If the farm had to claim a crop, bowling balls would be the obvious choice. The shop sells bowling ball "seeds," likely harvested from the bowling ball "garden," and odd balls can be found throughout.
"Do you know where bowling balls come from?," he asks, pausing to indicate that the question is not rhetorical.
"Bowling alleys?" I offer, foolishly relying on logic.
"Out of the closet," he answers, explaining that many of the balls have been brought by visitors who found them in the back of their closet and didn't know what else to do with them.
Further down the path, another of Carsey's creations—a "telephone pole" constructed from old phones stacked on top of one another—bends in the building breeze.
The spot was once a popular tourist attraction, garnering attention from the likes of the Discovery Channel, the Learning Channel, Roadside Attractions and others, but it has lost some of its luster since Craven passed away.
"Since my partner died," says Carsey, "with one person taking care of it, it's getting scraggly."
The hot sun and harsh winds have chipped the paint on many of the sculptures and weeds are growing up around the lot.
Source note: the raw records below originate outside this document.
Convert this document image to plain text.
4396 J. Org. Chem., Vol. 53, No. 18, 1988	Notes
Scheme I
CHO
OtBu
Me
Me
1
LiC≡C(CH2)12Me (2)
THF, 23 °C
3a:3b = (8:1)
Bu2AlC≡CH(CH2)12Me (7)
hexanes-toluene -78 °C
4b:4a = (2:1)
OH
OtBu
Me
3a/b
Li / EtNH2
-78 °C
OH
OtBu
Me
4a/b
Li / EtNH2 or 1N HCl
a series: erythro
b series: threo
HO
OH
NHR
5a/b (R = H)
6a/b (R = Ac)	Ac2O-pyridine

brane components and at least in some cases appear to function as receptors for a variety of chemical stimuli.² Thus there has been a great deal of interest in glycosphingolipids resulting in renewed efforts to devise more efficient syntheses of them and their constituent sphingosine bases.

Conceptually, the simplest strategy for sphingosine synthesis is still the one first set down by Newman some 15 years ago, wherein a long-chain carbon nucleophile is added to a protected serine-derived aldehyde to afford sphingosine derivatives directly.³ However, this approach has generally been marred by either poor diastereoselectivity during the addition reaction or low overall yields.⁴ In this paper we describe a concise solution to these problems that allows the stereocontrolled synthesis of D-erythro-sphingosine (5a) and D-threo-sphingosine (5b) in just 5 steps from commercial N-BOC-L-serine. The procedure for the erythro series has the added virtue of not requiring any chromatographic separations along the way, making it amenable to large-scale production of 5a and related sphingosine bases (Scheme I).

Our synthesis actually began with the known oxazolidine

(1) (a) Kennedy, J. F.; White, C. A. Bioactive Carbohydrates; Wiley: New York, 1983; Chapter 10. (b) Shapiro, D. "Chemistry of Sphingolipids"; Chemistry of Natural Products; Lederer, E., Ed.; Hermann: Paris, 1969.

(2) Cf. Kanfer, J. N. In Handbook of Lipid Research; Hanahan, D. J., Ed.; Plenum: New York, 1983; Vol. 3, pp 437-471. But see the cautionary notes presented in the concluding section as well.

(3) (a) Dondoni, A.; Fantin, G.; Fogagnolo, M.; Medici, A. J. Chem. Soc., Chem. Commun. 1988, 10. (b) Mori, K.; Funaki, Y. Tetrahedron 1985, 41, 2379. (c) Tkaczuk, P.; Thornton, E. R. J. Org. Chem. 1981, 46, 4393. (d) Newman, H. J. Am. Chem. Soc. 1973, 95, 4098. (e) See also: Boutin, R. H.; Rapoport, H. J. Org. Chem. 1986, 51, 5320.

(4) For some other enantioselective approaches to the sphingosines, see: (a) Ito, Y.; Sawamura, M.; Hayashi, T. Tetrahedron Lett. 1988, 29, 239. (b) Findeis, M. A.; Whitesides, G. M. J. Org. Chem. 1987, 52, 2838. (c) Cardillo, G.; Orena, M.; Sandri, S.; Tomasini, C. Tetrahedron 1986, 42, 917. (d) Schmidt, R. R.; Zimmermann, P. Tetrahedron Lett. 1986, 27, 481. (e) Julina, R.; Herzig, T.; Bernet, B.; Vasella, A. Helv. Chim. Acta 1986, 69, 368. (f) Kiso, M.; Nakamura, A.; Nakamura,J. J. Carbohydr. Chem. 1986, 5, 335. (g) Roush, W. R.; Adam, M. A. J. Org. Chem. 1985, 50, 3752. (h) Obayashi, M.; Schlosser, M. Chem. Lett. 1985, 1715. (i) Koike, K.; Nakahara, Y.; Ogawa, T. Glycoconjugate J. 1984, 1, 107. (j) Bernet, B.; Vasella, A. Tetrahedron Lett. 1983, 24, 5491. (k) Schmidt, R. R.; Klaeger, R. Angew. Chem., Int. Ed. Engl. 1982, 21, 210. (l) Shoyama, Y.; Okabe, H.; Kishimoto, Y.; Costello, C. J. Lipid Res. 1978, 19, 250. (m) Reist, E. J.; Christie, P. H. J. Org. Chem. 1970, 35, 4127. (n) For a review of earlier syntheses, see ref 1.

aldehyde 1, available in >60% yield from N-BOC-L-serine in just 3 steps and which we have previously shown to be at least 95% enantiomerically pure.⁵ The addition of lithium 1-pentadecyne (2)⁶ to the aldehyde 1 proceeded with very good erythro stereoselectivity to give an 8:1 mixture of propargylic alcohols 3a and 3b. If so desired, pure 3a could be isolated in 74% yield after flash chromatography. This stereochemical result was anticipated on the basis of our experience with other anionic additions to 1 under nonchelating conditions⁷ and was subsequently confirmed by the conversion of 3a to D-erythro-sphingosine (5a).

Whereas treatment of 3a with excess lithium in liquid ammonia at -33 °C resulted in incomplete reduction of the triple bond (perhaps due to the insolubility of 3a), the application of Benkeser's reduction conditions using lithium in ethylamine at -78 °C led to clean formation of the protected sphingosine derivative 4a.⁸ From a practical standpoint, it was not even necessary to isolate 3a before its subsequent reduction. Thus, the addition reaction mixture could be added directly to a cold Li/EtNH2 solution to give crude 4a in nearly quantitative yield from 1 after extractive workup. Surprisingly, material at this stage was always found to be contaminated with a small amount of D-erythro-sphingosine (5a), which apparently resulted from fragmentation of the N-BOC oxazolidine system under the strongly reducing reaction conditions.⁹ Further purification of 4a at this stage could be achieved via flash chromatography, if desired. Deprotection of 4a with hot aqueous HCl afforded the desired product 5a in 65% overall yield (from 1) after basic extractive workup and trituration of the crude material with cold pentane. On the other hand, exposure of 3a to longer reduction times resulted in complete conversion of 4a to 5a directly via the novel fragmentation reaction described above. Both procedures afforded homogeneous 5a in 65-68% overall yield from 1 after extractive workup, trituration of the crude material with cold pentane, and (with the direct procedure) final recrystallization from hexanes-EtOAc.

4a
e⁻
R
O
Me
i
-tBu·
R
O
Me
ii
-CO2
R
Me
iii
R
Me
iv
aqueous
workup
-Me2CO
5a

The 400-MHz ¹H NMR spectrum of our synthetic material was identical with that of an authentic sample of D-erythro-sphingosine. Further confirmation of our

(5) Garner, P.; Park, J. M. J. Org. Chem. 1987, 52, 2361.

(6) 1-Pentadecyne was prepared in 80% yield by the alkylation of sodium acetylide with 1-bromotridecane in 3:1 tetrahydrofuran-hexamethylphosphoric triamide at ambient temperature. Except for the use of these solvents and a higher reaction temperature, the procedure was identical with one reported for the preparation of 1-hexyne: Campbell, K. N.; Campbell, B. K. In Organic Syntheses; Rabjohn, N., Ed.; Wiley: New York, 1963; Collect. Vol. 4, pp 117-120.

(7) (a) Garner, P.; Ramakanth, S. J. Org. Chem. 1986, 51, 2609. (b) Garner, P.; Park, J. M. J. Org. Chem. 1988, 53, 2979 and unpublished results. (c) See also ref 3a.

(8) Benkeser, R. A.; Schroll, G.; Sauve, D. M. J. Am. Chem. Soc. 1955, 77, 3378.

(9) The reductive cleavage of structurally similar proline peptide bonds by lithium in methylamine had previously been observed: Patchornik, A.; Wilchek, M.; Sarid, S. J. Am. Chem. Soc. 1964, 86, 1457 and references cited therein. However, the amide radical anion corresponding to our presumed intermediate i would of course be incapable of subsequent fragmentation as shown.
Carsey pulls at a waist-high invasive species as we walk around the Love Pond—a heart-shaped irrigation pond that has been the site for about 50 weddings and commitment ceremonies over the years. Typically, the farm has held a free wedding day the last Saturday of June, where Carsey himself—an ordained minister with the Universal Life Church—presides.
At the entrance to the pond stands an arrow some 20 feet tall. It's where Cupid struck and missed, Carsey explains. Another similar arrow can be found in the middle of the pond as well, right on target. Also outside, pieces of snarled wood jut out of the ground, each with a gnarly lump painted red or blue. These are "heartthrobs," Carsey says, pointing out that the colorful lumps represent both straight celebrities, such as Elvis, and gay celebrities, though he has a hard time recalling which ones.
"Like Liberace," he offers, then second-guesses: "Was Liberace anyone's heartthrob? Or maybe Lily Tomlin."
As we circumambulate the pond, Carsey explains that couples are supposed to sing Elvis's "Love Me Tender" as they walk. When we reach the ceremonial arch, adorned with the word "LOVE" in big, red letters, he points to either side, explaining that he once had strawberries growing on one side, and rhubarb on the other—to symbolize the joining of two complementary elements. Beyond the arch, a once-white carpet curves through the field. Now nearly bleached out by the sun of so many summers, the faint outline of pink hearts can still be seen on the carpet.
The hearts aren't the only thing that's been lost with the passage of time.
"The flamingos have all flown south," Carsey explains as we pass by their former nesting area. "I used to think they were an endangered species, but then I drove to the trailer park up the road."
While The Wizard of Oz clearly serves as a muse, Carsey says that most of the ideas come from his own mind. He recalls a mother who once visited here with her son. The child asked why Carsey makes all these strange objects and the mother replied, "He just does the things that other people just think of doing."